Tomorrow at the bright hour of 7 am, I’ll be on the phone with my pals at WHYN-AM 560, the talk radio powerhouse out of Springfield where I often share stories of recent travels. Brad and Bo are a lot of fun, always lots of laughs and I always manage to come up with some good points about a place and they always seem a bit bemused at the places I choose to travel.
This time, though it will be about a more familiar place. I’ll speak to them and their big morning drive audience about my trip to Jamaica in December. This large island (145 x 80 miles) was quite a surprise to me, for a bunch of reasons.
For some reason I had always had a sort of hesitation about the place, as if the crime that I heard about in Trench town would impact me, a traveler. Actually, the island does have one of the highest murder rates in the world. Sadly like in many societies, it’s usually in the big cities with bad guys killing other bad guys. Yet all over it felt safe, and the people were uniformly friendly despite this sobering statistic.
The only exception to the universal smiles were a few guys who worked in a jerk chicken joint in Montego Bay, but I think they just get sick of the crowds watching them cook waiting for their lunch.
It’s a big island, bigger than I thought, so there are miles of sweeping open fields with beautiful large trees spreading shade, and lots of goats and cattle munching plenty of sweet grass underneath them. As we drove the entire distance from Montego Bay in the north to St Elizabeth in the South, we passed by tiny 10 foot wide bars, and a myriad of churches.
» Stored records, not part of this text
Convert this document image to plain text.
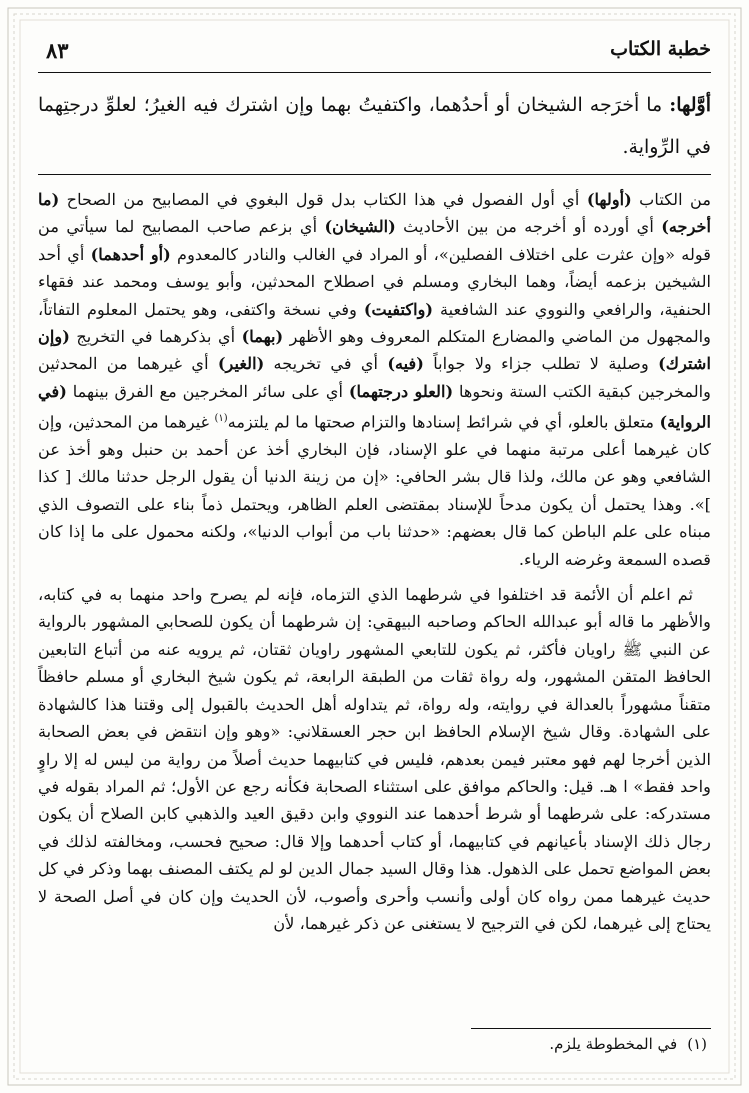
خطبة الكتاب
٨٣
أوَّلها: ما أخرَجه الشيخان أو أحدُهما، واكتفيتُ بهما وإن اشترك فيه الغيرُ؛ لعلوِّ درجتِهما في الرِّواية.

من الكتاب (أولها) أي أول الفصول في هذا الكتاب بدل قول البغوي في المصابيح من الصحاح (ما أخرجه) أي أورده أو أخرجه من بين الأحاديث (الشيخان) أي بزعم صاحب المصابيح لما سيأتي من قوله «وإن عثرت على اختلاف الفصلين»، أو المراد في الغالب والنادر كالمعدوم (أو أحدهما) أي أحد الشيخين بزعمه أيضاً، وهما البخاري ومسلم في اصطلاح المحدثين، وأبو يوسف ومحمد عند فقهاء الحنفية، والرافعي والنووي عند الشافعية (واكتفيت) وفي نسخة واكتفى، وهو يحتمل المعلوم التفاتاً، والمجهول من الماضي والمضارع المتكلم المعروف وهو الأظهر (بهما) أي بذكرهما في التخريج (وإن اشترك) وصلية لا تطلب جزاء ولا جواباً (فيه) أي في تخريجه (الغير) أي غيرهما من المحدثين والمخرجين كبقية الكتب الستة ونحوها (العلو درجتهما) أي على سائر المخرجين مع الفرق بينهما (في الرواية) متعلق بالعلو، أي في شرائط إسنادها والتزام صحتها ما لم يلتزمه$^{(١)}$ غيرهما من المحدثين، وإن كان غيرهما أعلى مرتبة منهما في علو الإسناد، فإن البخاري أخذ عن أحمد بن حنبل وهو أخذ عن الشافعي وهو عن مالك، ولذا قال بشر الحافي: «إن من زينة الدنيا أن يقول الرجل حدثنا مالك [ كذا ]». وهذا يحتمل أن يكون مدحاً للإسناد بمقتضى العلم الظاهر، ويحتمل ذماً بناء على التصوف الذي مبناه على علم الباطن كما قال بعضهم: «حدثنا باب من أبواب الدنيا»، ولكنه محمول على ما إذا كان قصده السمعة وغرضه الرياء.

ثم اعلم أن الأئمة قد اختلفوا في شرطهما الذي التزماه، فإنه لم يصرح واحد منهما به في كتابه، والأظهر ما قاله أبو عبدالله الحاكم وصاحبه البيهقي: إن شرطهما أن يكون للصحابي المشهور بالرواية عن النبي ﷺ راويان فأكثر، ثم يكون للتابعي المشهور راويان ثقتان، ثم يرويه عنه من أتباع التابعين الحافظ المتقن المشهور، وله رواة ثقات من الطبقة الرابعة، ثم يكون شيخ البخاري أو مسلم حافظاً متقناً مشهوراً بالعدالة في روايته، وله رواة، ثم يتداوله أهل الحديث بالقبول إلى وقتنا هذا كالشهادة على الشهادة. وقال شيخ الإسلام الحافظ ابن حجر العسقلاني: «وهو وإن انتقض في بعض الصحابة الذين أخرجا لهم فهو معتبر فيمن بعدهم، فليس في كتابيهما حديث أصلاً من رواية من ليس له إلا راوٍ واحد فقط» ا هـ. قيل: والحاكم موافق على استثناء الصحابة فكأنه رجع عن الأول؛ ثم المراد بقوله في مستدركه: على شرطهما أو شرط أحدهما عند النووي وابن دقيق العيد والذهبي كابن الصلاح أن يكون رجال ذلك الإسناد بأعيانهم في كتابيهما، أو كتاب أحدهما وإلا قال: صحيح فحسب، ومخالفته لذلك في بعض المواضع تحمل على الذهول. هذا وقال السيد جمال الدين لو لم يكتف المصنف بهما وذكر في كل حديث غيرهما ممن رواه كان أولى وأنسب وأحرى وأصوب، لأن الحديث وإن كان في أصل الصحة لا يحتاج إلى غيرهما، لكن في الترجيح لا يستغنى عن ذكر غيرهما، لأن

(١)في المخطوطة يلزم.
We were told there are more churches and bars here than anywhere else on earth. Another thing that surprised me is that there are really no more great young reggae musicians playing music there. Today, the youth gravitate to Dancehall music, and the Bob Marley tunes you hear are from 40 years ago…and played in many places for tourists.
At Jake’s Hotel where we stayed in St. Elizabeth, when they want to get a great reggae DJ, they fly them down from New York. Apparently it’s Europe and the states were reggae still thrives, live, and not much any more in the land where it started.